I don't think the French really go in for Bonnes résolutions du Nouvel An.  At least when I asked a couple of french friends if they would be a) going on a diet or b) learning to speak English? they just blinked and offered me some more vin chaud.

But they do know how to have fun, especially in neighboring Angouleme, the Cartoon Capital of France!  

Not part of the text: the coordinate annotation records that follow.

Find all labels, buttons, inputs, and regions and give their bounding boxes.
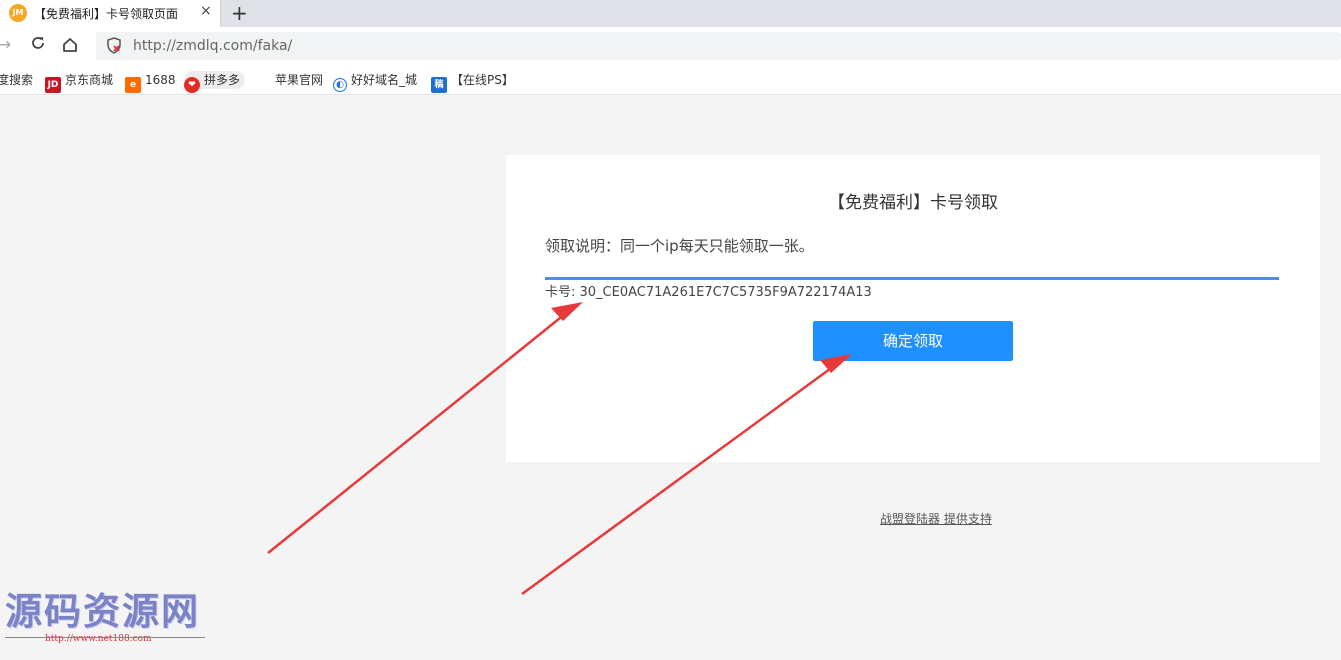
powered-by-link[interactable]: 战盟登陆器 提供支持: [880, 510, 992, 527]
watermark-title: 源码资源网: [5, 589, 200, 633]
bookmarks-bar: 度搜索 JD 京东商城 e 1688 ❤ 拼多多 苹果官网 ◐ 好好域名_城 稿【在线P…: [0, 65, 1341, 95]
pinduoduo-icon: ❤: [184, 77, 200, 93]
bookmark-apple[interactable]: 苹果官网: [255, 71, 323, 89]
bookmark-label: 1688: [145, 73, 176, 87]
bookmark-pinduoduo[interactable]: ❤ 拼多多: [184, 71, 246, 93]
ps-icon: 稿: [431, 77, 447, 93]
1688-icon: e: [125, 77, 141, 93]
card-code-field[interactable]: [545, 268, 1279, 280]
close-tab-icon[interactable]: ×: [200, 3, 212, 19]
navigation-bar: → http://zmdlq.com/faka/: [0, 27, 1341, 65]
bookmark-label: 拼多多: [204, 73, 241, 87]
not-secure-shield-icon[interactable]: [106, 37, 122, 54]
bookmark-jd[interactable]: JD 京东商城: [45, 71, 114, 93]
browser-tab[interactable]: JM 【免费福利】卡号领取页面 ×: [0, 0, 221, 27]
bookmark-label: 好好域名_城: [351, 73, 418, 87]
watermark: 源码资源网 http://www.net188.com: [5, 588, 205, 645]
apple-icon: [255, 71, 271, 87]
tab-title: 【免费福利】卡号领取页面: [34, 7, 179, 21]
site-favicon-icon: JM: [9, 4, 27, 22]
bookmark-1688[interactable]: e 1688: [125, 71, 176, 93]
bookmark-haohao-domain[interactable]: ◐ 好好域名_城: [333, 71, 418, 92]
jd-icon: JD: [45, 77, 61, 93]
claim-notice: 领取说明：同一个ip每天只能领取一张。: [545, 237, 814, 255]
new-tab-icon[interactable]: +: [231, 1, 248, 25]
bookmark-online-ps[interactable]: 稿【在线PS】: [431, 71, 514, 93]
bookmark-label: 度搜索: [0, 73, 34, 87]
page-title: 【免费福利】卡号领取: [828, 193, 998, 213]
home-icon[interactable]: [62, 37, 78, 58]
confirm-claim-button[interactable]: 确定领取: [813, 321, 1013, 361]
domain-icon: ◐: [333, 78, 347, 92]
watermark-divider: [5, 637, 205, 638]
bookmark-label: 苹果官网: [275, 73, 324, 87]
card-code-text: 卡号: 30_CE0AC71A261E7C7C5735F9A722174A13: [545, 285, 872, 300]
claim-card: 【免费福利】卡号领取 领取说明：同一个ip每天只能领取一张。 卡号: 30_CE…: [506, 155, 1320, 462]
address-bar[interactable]: http://zmdlq.com/faka/: [96, 32, 1341, 60]
watermark-url: http://www.net188.com: [45, 634, 152, 644]
url-text: http://zmdlq.com/faka/: [133, 38, 293, 54]
back-arrow-icon[interactable]: →: [0, 35, 11, 55]
bookmark-baidu[interactable]: 度搜索: [0, 71, 33, 89]
reload-icon[interactable]: [30, 35, 46, 56]
tab-bar: JM 【免费福利】卡号领取页面 × +: [0, 0, 1341, 27]
bookmark-label: 京东商城: [65, 73, 114, 87]
bookmark-label: 【在线PS】: [451, 73, 514, 87]
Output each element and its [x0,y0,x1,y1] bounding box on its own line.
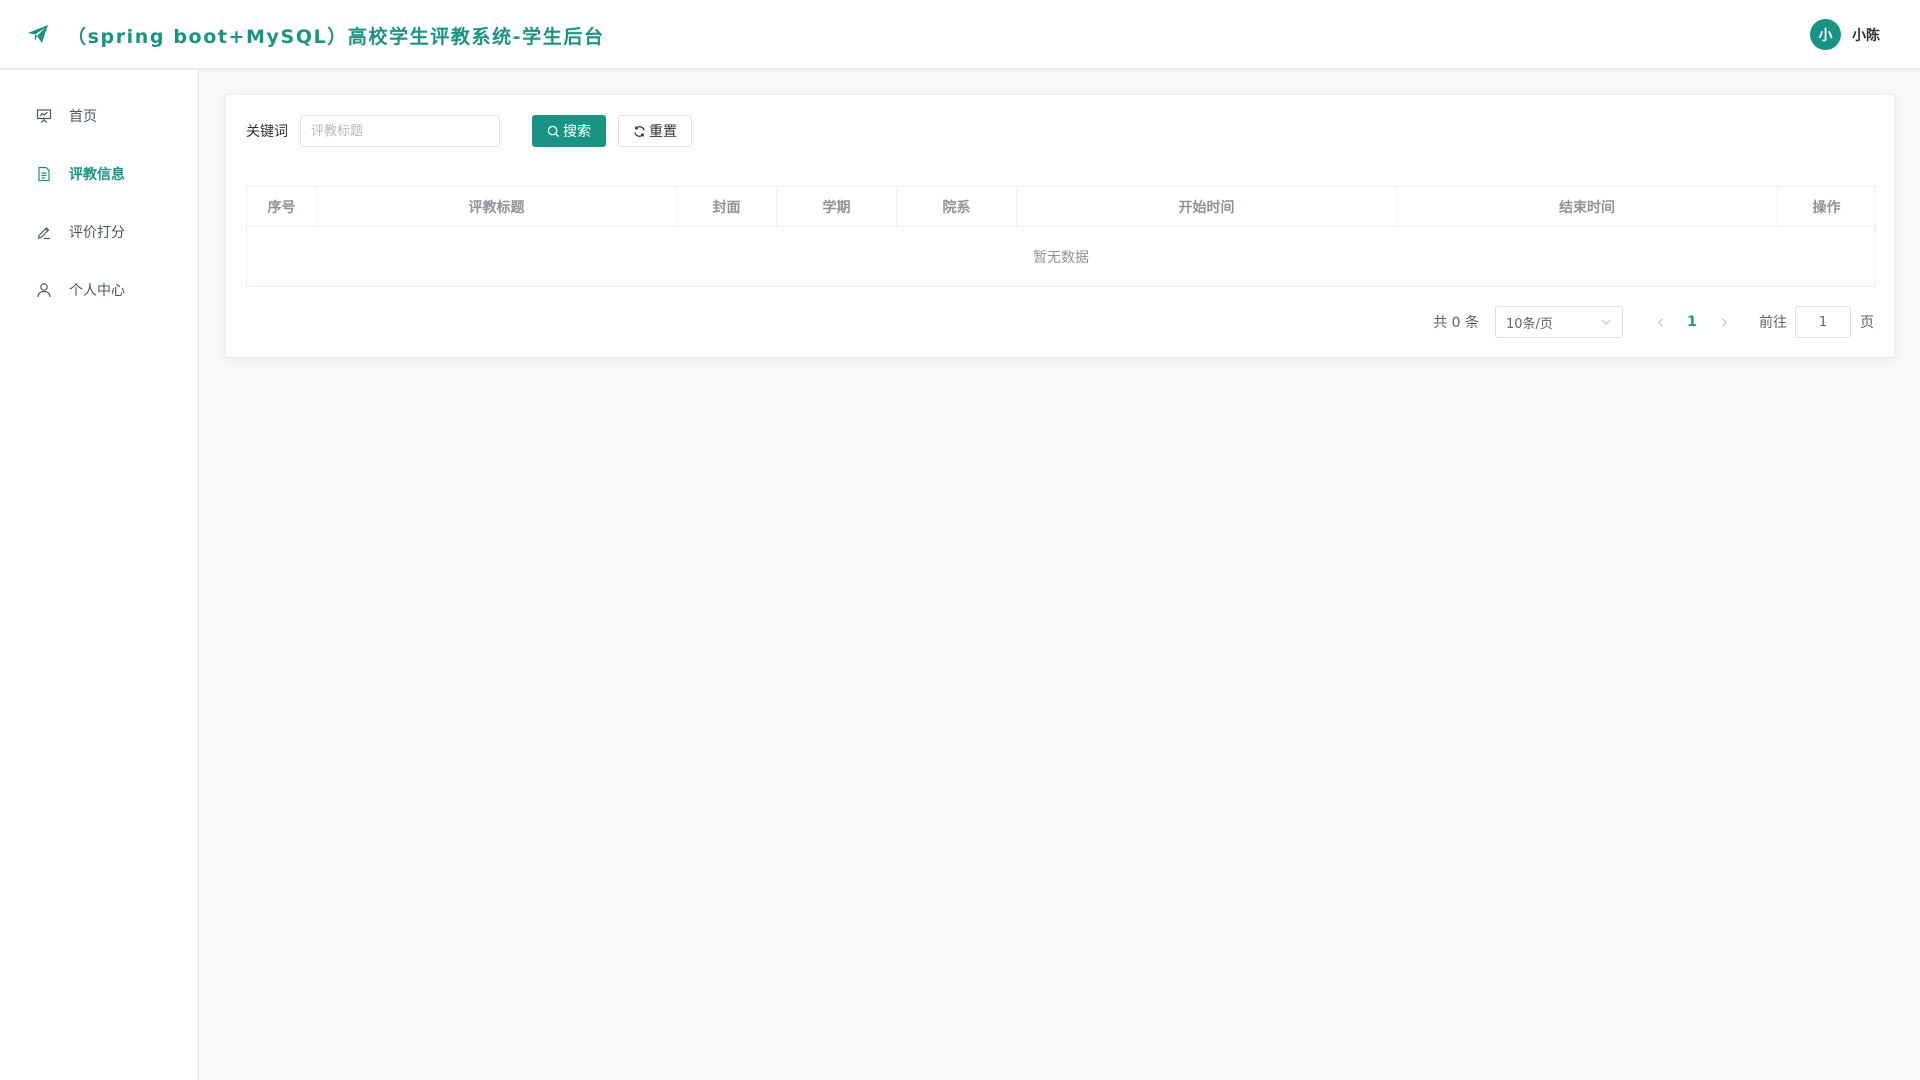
empty-state: 暂无数据 [1033,249,1089,266]
sidebar-item-label: 个人中心 [69,283,125,299]
refresh-icon [634,125,645,137]
chevron-down-icon [1601,319,1611,325]
page-size-select[interactable]: 10条/页 [1495,306,1623,338]
user-icon [36,282,52,298]
data-table: 序号 评教标题 封面 学期 院系 开始时间 结束时间 操作 暂无数据 [246,186,1876,287]
user-menu[interactable]: 小 小陈 [1810,19,1880,50]
sidebar: 首页 评教信息 评价打分 个人中心 [0,70,199,1080]
document-icon [36,166,52,182]
avatar[interactable]: 小 [1810,19,1841,50]
pen-icon [36,224,52,240]
sidebar-item-home[interactable]: 首页 [0,87,198,145]
sidebar-item-profile[interactable]: 个人中心 [0,261,198,319]
table-header: 序号 评教标题 封面 学期 院系 开始时间 结束时间 操作 [247,187,1875,227]
column-header[interactable]: 封面 [677,187,777,226]
pagination: 共 0 条 10条/页 1 前往 页 [1433,306,1874,338]
column-header[interactable]: 操作 [1778,187,1875,226]
sidebar-item-label: 评价打分 [69,225,125,241]
app-title: （spring boot+MySQL）高校学生评教系统-学生后台 [67,26,605,48]
column-header[interactable]: 评教标题 [317,187,677,226]
page-number-current[interactable]: 1 [1675,314,1709,330]
column-header[interactable]: 院系 [897,187,1017,226]
prev-page-button[interactable] [1645,317,1675,328]
user-name[interactable]: 小陈 [1852,25,1880,45]
sidebar-item-label: 首页 [69,109,97,125]
sidebar-item-evaluation-info[interactable]: 评教信息 [0,145,198,203]
paper-plane-icon [28,25,48,43]
page-suffix: 页 [1860,315,1874,331]
column-header[interactable]: 序号 [247,187,317,226]
keyword-label: 关键词 [246,124,288,140]
top-header: （spring boot+MySQL）高校学生评教系统-学生后台 小 小陈 [0,0,1920,69]
sidebar-item-rating[interactable]: 评价打分 [0,203,198,261]
column-header[interactable]: 结束时间 [1397,187,1778,226]
main-card: 关键词 搜索 重置 序号 评教标题 封面 学期 院系 开始时间 结束时间 操作 [225,94,1895,358]
presentation-icon [36,108,52,124]
search-button[interactable]: 搜索 [532,115,606,147]
search-button-label: 搜索 [563,124,591,140]
next-page-button[interactable] [1709,317,1739,328]
column-header[interactable]: 学期 [777,187,897,226]
search-icon [547,125,560,137]
reset-button[interactable]: 重置 [618,115,692,147]
column-header[interactable]: 开始时间 [1017,187,1397,226]
search-bar: 关键词 搜索 重置 [246,115,692,147]
goto-label: 前往 [1759,315,1787,331]
chevron-right-icon [1721,317,1727,327]
sidebar-item-label: 评教信息 [69,167,125,183]
chevron-left-icon [1657,317,1663,327]
reset-button-label: 重置 [649,124,677,140]
total-count: 共 0 条 [1433,315,1479,331]
page-size-value: 10条/页 [1506,316,1553,332]
goto-page-input[interactable] [1795,306,1851,338]
keyword-input[interactable] [300,115,500,147]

 Kate & Hergé - Adventures of Tin Tin)
Let's go find some Fun!
This stone is slippery...

Clic Clic Clic

I never get tired of the surprise of finding a cartoon or a mural on a remparts wall, high up under a cornice or hidden down a winding alley way.  One has to be a Flâneur to discover the subversive graphics and stealthy drawings tucked away.  Flanerie, which dates back to the 16th or 17th c., once had a connotation of wasting time, but in the 19th c. Honore de Balzac described it as "the gastronomy of the eye".  St. Beauve wrote that to Flaner is "the very opposite of doing nothing" and to Victor Fournel writing in "Ce qu'on voit dans les rues de Paris" (What One Sees in the Streets of Paris, 1867), there was nothing lazy in flanerie.  It was a moving photograph of urban experience. 

Of course, there are mindless flâneurs and intelligent flâneurs.  I like Charles Baudelaire's memorable portrait of a flaneur as the "artist-poet of the modern metropolis", first published in Le Figaro in 1863, he said, in part:

"...For the perfect flâneur, for the passionate spectator, it is an immense joy to set up house in the heart of the multitude, amid the ebb and flow of movement, in the midst of the fugitive and the infinite. To be away from home and yet to feel oneself everywhere at home; to see the world, to be at the centre of the world, and yet to remain hidden from the world... the lover of pictures who lives in a magical society of dreams painted on canvas... Or we might liken him to a mirror as vast as the crowd itself; or to a kaleidoscope gifted with consciousness, responding to each one of its movements and reproducing the multiplicity of life and the flickering grace of all the elements of life."

Rudy & the Rhino

Gastronomical eyes at BD Festival 2012

Come to the 40th International BD Festival in

Bonne Année my faithful flaneurs, friends & blog readers!